SMAC is a student a capella singing group at the University of New Mexico, consisting of both music and non-music majors.
“Singing is a way of life… Singing keeps up sane,” President Chris Mather said.
SMAC is facing a difficult technology gap and has not been able to rehearse since the transition to an online university.
“Trying to sing over Zoom just really isn’t feasible,” Vice President Debbie Brown said.
Music Director Ally Truby said virtual concert plans are still tentative. If possible, members will send in individual clips of them singing and Truby will combine them into a larger compilation.
“[We] all want to find a way to keep music and singing going,” Truby said. “We can still sing together through technology.”
Mather said that most of the group is actually not made up of music majors, as it has been in the past.
“The main focus that we want to have with the group is that we use it as an escape from more academic uses of music,” Mather said. “I joined the group because I didn’t want to be a music major but I didn’t want to lose music.”
Mather said the group will be appreciative to sing together in person once it is safe again.
“We have a very diverse group of people but when we come to sing together it’s like we can all celebrate what we have in common, which is singing,” Brown said. “It represents who we are very well.”
SMAC also has an upcoming election that will be done in an online environment.
Typically, SMAC would perform originally arranged music at various gigs and concerts throughout the year. Mather said he already has some arranged music ready for next semester.
The group has online weekly or biweekly meetings with as many people as possible over Zoom. With 22 members in the club, at least half of these members have been able to get in contact at the same time, according to Brown.

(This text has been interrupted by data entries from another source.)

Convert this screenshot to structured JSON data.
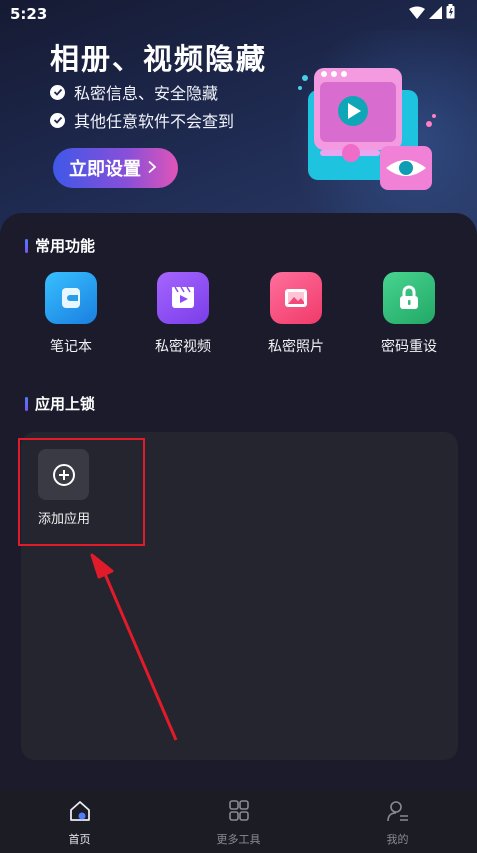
{
  "status_bar": {
    "time": "5:23"
  },
  "hero": {
    "title": "相册、视频隐藏",
    "bullets": [
      "私密信息、安全隐藏",
      "其他任意软件不会查到"
    ],
    "button_label": "立即设置"
  },
  "common_functions": {
    "title": "常用功能",
    "items": [
      {
        "label": "笔记本",
        "icon": "notebook-icon",
        "color": "#2aa6f0"
      },
      {
        "label": "私密视频",
        "icon": "video-icon",
        "color": "#8d4ef0"
      },
      {
        "label": "私密照片",
        "icon": "photo-icon",
        "color": "#f2497a"
      },
      {
        "label": "密码重设",
        "icon": "lock-icon",
        "color": "#2fbf7a"
      }
    ]
  },
  "app_lock": {
    "title": "应用上锁",
    "add_label": "添加应用"
  },
  "tabbar": {
    "tabs": [
      {
        "label": "首页",
        "icon": "home-icon",
        "active": true
      },
      {
        "label": "更多工具",
        "icon": "grid-icon",
        "active": false
      },
      {
        "label": "我的",
        "icon": "profile-icon",
        "active": false
      }
    ]
  },
  "colors": {
    "accent": "#e01b2a",
    "background": "#1b1b2c",
    "card": "#25252f"
  }
}
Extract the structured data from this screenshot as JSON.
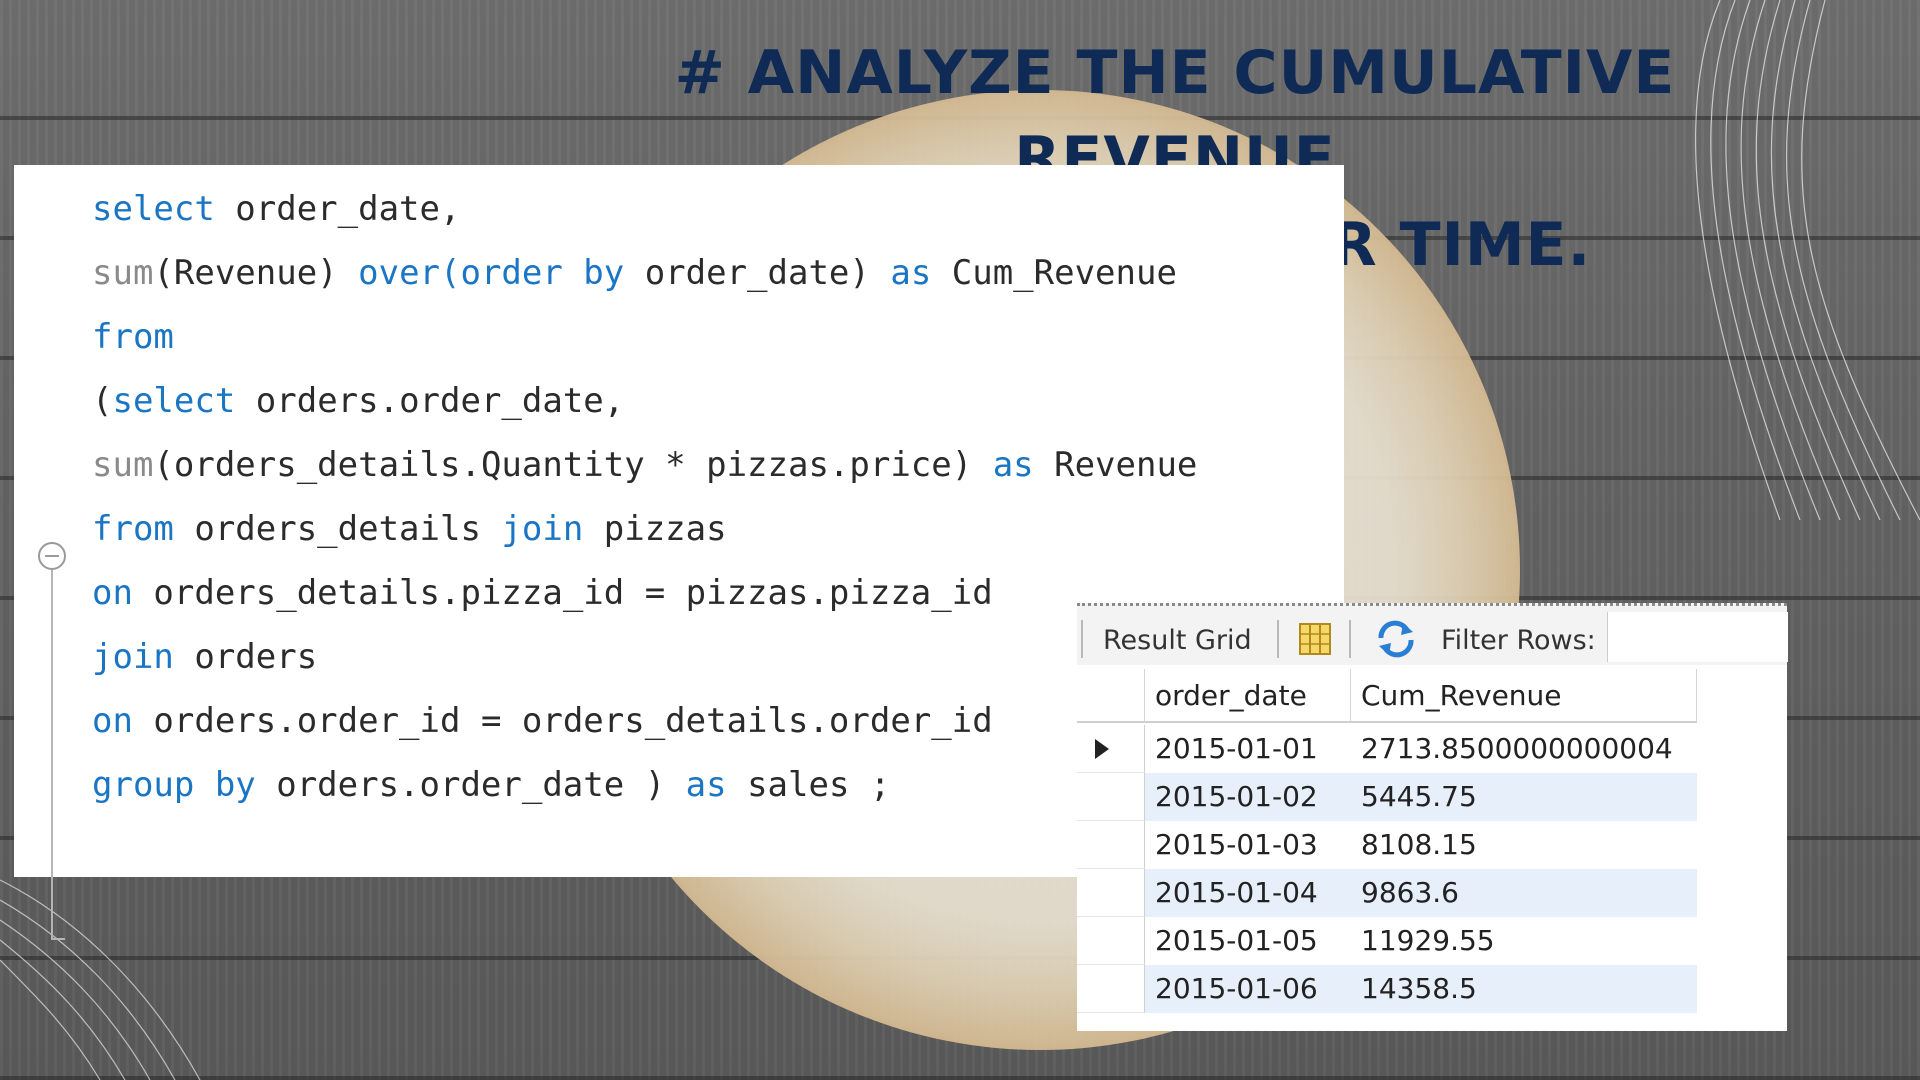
{
  "title": {
    "line1": "#  ANALYZE THE CUMULATIVE REVENUE",
    "line2": "GENERATED OVER TIME."
  },
  "code": {
    "l1_kw": "select",
    "l1_rest": " order_date,",
    "l2_fn": "sum",
    "l2_a": "(Revenue) ",
    "l2_kw1": "over(order by",
    "l2_b": " order_date) ",
    "l2_kw2": "as",
    "l2_c": " Cum_Revenue",
    "l3_kw": "from",
    "l4_a": "(",
    "l4_kw": "select",
    "l4_b": " orders.order_date,",
    "l5_fn": "sum",
    "l5_a": "(orders_details.Quantity * pizzas.price) ",
    "l5_kw": "as",
    "l5_b": " Revenue",
    "l6_kw1": "from",
    "l6_a": " orders_details ",
    "l6_kw2": "join",
    "l6_b": " pizzas",
    "l7_kw": "on",
    "l7_a": " orders_details.pizza_id = pizzas.pizza_id",
    "l8_kw": "join",
    "l8_a": " orders",
    "l9_kw": "on",
    "l9_a": " orders.order_id = orders_details.order_id",
    "l10_kw1": "group by",
    "l10_a": " orders.order_date ) ",
    "l10_kw2": "as",
    "l10_b": " sales ;"
  },
  "result_grid": {
    "toolbar": {
      "result_grid_label": "Result Grid",
      "grid_icon": "grid-view-icon",
      "refresh_icon": "refresh-icon",
      "filter_label": "Filter Rows:"
    },
    "columns": [
      "order_date",
      "Cum_Revenue"
    ],
    "rows": [
      [
        "2015-01-01",
        "2713.8500000000004"
      ],
      [
        "2015-01-02",
        "5445.75"
      ],
      [
        "2015-01-03",
        "8108.15"
      ],
      [
        "2015-01-04",
        "9863.6"
      ],
      [
        "2015-01-05",
        "11929.55"
      ],
      [
        "2015-01-06",
        "14358.5"
      ]
    ]
  },
  "colors": {
    "title": "#0e2a55",
    "keyword": "#1a76c4",
    "function": "#8a8a8a",
    "row_highlight": "#e7effb"
  }
}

“The hardest part of this has been not being able to interact with each other, not just on a musical level but as friends,” Truby said.
Brown said a lot of members in SMAC were living in the dorms on campus and had to move out to various cities or states, making communication more difficult.
“There have been moments where it’s just been like ‘oh, we should reach out to this person to check on them and see if they need anything,’” Brown said.
These online meetings are mostly facilitated by Brown. Mather recently transitioned into working full-time at his job and is still trying to balance school and the club.
“Even though this is a difficult time, I think the way that I’ve seen members reaching out to one another has been really awesome,” Brown said.
Mather said that SMAC will most likely not lose members because of this online setting but rather lose a few members because of graduation, which is normal.
“I think that what [the pandemic] is going to do is make us all, like with most things nowadays, grateful for what we have and not want to waste it,” Mather said. “We lost almost an entire semester of this group.”